For the general public, Hägglund is probably best known for her participation in Swedish television's entertainment programs and daily shows such as Halvsju (Half Past Six O'Clock), Razzel, Träna med TV (Workout with TV), and Café Sundsvall. Hägglund was married to news editor Karl-Axel Sjöblom (known as KAS) with whom she co-hosted Halvsju, one of the most popular television shows in Swedish history. They were married until his death in 1982.

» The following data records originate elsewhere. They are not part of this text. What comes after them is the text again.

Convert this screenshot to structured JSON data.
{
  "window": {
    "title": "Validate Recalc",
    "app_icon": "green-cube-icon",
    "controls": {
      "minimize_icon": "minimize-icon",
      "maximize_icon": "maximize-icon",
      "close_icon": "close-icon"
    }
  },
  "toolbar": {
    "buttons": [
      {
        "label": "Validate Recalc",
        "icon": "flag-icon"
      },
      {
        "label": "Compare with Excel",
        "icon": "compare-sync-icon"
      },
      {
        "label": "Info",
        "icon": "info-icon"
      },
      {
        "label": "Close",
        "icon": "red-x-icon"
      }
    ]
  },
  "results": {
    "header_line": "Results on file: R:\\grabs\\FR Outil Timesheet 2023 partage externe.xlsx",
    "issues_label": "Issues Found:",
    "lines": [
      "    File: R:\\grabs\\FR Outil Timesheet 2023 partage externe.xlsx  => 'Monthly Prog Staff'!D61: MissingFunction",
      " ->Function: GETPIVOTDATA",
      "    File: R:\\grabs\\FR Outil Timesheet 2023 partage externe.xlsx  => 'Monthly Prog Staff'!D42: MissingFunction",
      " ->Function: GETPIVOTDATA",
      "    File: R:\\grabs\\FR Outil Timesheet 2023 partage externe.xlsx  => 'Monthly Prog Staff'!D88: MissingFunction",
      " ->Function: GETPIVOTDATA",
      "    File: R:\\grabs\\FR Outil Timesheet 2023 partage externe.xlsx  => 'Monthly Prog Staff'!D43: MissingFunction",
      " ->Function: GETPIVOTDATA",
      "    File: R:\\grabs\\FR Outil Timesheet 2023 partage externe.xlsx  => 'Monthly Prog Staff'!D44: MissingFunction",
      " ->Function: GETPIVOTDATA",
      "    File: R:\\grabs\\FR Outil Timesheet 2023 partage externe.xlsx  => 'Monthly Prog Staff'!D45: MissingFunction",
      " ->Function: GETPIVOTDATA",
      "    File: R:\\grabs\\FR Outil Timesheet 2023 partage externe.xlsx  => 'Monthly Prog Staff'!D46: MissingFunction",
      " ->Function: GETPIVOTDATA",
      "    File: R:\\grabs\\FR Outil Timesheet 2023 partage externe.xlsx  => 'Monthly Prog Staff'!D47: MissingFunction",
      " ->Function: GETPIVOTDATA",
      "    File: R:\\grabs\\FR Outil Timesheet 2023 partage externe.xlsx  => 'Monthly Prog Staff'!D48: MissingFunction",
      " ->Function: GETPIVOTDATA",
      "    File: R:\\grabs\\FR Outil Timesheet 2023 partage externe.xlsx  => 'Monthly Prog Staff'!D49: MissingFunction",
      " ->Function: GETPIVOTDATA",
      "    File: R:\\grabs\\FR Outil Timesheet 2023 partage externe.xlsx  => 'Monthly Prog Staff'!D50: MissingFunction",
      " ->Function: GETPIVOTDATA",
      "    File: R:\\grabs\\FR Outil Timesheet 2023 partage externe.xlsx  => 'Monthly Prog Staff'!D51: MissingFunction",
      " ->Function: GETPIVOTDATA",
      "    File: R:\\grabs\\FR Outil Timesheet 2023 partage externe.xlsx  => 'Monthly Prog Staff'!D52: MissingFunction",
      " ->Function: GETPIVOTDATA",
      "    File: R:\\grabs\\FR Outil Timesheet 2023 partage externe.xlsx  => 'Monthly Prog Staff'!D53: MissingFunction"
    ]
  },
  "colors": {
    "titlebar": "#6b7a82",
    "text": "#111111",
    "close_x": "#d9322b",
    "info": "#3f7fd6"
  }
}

For 30 years, until 1997, Hägglund was closely involved in the Svenska Cykelfrämjandet (National Association for Promotion of Cycling), first as Secretary-General, and later Executive Chairman. In that capacity, she published a number of books about cycling. In 1986, Hägglund moved from the Swedish capital of Stockholm to the Baltic island of Gotland. She died in Visby after a short illness in 2011.